Saturday, December 17, 2011
Joisey Review: The New Museum
While on a brisk walk to the Bowery Mission to donate some coats that I know I would not need, I decided to pay a trip to the New Museum which is located at 235 Bowery. This is their current exhibition: “Carsten Höller: Experience” is the most comprehensive US exhibition to date of the artist’s engaging work. The current show gathers together a number of the artist’s signature works in an arrangement that transforms the viewer’s experience of time and space. Originally trained as a scientist, Höller is frequently inspired by research and experiments from scientific history and deploys these studies in works that alter the audience’s physical and psychological sensations, inspiring doubt and uncertainty about the world around them. His work often draws on social spaces outside of the museum such as the amusement park, zoo, or playground, but the experiences they provide are always far from our usual expectations of these activities. Höller’s art takes the form of proposals for radical, new ways of living by creating sculptures and diagrams for visionary architecture as well as transportation alternatives, such as his renowned slide installations. These concepts may seem impossible in the present day, but suggest new models for the future.
Each floor of the exhibition explores a different general theme within Höller’s work to provide a carefully choreographed journey through the building and the artist’s oeuvre. The fourth floor focuses on the theme of movement—featuring the artist’s spectacular Mirror Carousel (2005), which provides riders with a notably different physical experience than the traditional fairground merry-go-round, while at the same time reflecting and illuminating the space surrounding it. The third floor gathers together works that seek to provide an altered or utopian experience of architectural space. For example, his Giant Psycho Tank (2000) invites viewers to float weightlessly in the water of a sensory deprivation pool, providing a tenebrous, out-of-body experience.
Over the years, the artist has employed psychotropic drugs, flashing lights, and other stimuli to potentially alter the viewer’s mental state. His new site-specific installation on the second floor, Double Light Corner, flickers back and forth on a central axis, creating an immersive, hallucinatory experience. The work is paired with a recreation of Höller’s Experience Corridor in which the viewer is given the choice to undertake a number of self-experiments.
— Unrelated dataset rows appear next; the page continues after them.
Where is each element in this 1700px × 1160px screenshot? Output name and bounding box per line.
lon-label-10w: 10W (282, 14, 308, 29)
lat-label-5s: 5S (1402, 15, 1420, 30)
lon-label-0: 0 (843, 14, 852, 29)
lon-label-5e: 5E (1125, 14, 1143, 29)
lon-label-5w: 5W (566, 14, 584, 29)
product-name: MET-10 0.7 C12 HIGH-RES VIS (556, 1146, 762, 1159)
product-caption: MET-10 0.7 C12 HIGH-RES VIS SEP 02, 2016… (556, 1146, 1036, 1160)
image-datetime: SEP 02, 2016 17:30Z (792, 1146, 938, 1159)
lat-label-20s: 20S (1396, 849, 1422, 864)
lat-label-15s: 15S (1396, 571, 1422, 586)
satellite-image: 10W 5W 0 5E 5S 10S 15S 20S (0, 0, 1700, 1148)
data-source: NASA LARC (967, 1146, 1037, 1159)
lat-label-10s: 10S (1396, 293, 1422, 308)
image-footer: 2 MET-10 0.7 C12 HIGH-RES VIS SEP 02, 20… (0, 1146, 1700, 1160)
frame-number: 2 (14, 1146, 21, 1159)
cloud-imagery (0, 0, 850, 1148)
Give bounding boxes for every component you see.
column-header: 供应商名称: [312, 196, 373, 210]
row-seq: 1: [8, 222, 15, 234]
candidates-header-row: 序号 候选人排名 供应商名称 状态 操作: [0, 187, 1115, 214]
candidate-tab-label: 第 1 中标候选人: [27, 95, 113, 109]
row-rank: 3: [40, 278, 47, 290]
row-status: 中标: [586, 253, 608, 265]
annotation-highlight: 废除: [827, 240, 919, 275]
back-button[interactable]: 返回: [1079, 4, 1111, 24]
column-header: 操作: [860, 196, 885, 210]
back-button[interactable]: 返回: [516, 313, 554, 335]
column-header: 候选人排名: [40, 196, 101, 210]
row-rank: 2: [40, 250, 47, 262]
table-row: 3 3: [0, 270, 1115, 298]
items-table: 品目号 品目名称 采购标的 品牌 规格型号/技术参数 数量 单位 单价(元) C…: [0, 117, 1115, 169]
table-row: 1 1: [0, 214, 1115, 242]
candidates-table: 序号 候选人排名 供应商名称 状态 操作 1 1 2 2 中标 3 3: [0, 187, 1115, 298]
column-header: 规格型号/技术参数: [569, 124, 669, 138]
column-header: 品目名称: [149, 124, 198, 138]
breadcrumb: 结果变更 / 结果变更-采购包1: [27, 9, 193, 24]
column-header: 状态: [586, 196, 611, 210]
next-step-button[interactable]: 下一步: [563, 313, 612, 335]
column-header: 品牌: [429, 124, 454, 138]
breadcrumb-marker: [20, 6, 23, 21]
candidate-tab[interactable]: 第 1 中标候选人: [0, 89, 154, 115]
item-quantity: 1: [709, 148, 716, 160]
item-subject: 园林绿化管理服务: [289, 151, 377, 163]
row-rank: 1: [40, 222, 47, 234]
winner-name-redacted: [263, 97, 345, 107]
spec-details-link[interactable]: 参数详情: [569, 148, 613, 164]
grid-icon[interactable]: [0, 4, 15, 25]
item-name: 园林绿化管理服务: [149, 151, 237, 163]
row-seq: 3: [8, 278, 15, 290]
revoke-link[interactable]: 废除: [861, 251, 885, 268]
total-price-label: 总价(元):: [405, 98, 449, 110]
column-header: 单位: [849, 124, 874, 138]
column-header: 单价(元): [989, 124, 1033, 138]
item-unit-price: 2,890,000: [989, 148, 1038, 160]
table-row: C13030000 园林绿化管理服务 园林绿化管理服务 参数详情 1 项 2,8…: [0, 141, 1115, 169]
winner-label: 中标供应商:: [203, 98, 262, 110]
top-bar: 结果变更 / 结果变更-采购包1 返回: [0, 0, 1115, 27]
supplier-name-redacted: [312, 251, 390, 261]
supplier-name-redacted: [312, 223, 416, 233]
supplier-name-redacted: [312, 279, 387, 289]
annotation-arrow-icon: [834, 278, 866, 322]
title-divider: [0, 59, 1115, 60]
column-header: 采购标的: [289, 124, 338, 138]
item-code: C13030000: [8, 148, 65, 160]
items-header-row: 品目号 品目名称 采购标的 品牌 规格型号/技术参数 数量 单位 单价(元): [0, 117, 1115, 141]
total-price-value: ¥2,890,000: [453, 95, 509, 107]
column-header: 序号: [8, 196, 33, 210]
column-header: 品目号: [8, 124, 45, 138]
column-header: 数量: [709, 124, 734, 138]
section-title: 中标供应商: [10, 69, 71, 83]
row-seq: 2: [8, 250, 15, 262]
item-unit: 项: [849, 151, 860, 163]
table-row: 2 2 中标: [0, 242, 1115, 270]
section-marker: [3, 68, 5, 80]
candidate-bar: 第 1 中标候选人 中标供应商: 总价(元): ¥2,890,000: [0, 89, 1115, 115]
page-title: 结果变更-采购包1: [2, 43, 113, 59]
The sculptures, Giant Triple Mushrooms (2010), icons of the kind of personal exploratory journey that his work has always centered on, will also be on view. Taken as a whole, Höller’s work is an invitation to re-imagine the way in which we move through the world and the relationships we build as he asks us to reconsider what we think we know about ourselves.
The exhibition is organized by Massimiliano Gioni, Associate Director and Director of Exhibitions, with Gary Carrion-Murayari, Associate Curator and Jenny Moore, Assistant Curator. (Source: www.newmuseum.org)
This exhibit has gardenered much press lately from Time Out New York magazine all the way to Interview magazine and one question that pops in my head is WHY??? This exhibit is a great big come-on with the main attraction a slide that you can do for free at a playground. Also what they do not tell you is the Giant Psycho Tank, which essentially is a jacuzzi tub with Epsom salt, is either a naked or a bathing suit activity for only about 10-15 minutes. So if you were like me just roaming one of your favorite neighbourhoods in NYC and are kind of reserve with being naked in front of strangers, then this is not for you. But maybe that is the point of this exhibit -- to get you to think outside of your comfort level. I truly do not have an idea and I did not need to spend $12 dollars to have that reaction. If you are a fan of avant-garde art, then please go and enjoy. This exhibit is there until January 15, 2012. For myself, it was a waste of time. Then again, I would not have known that without at least going in.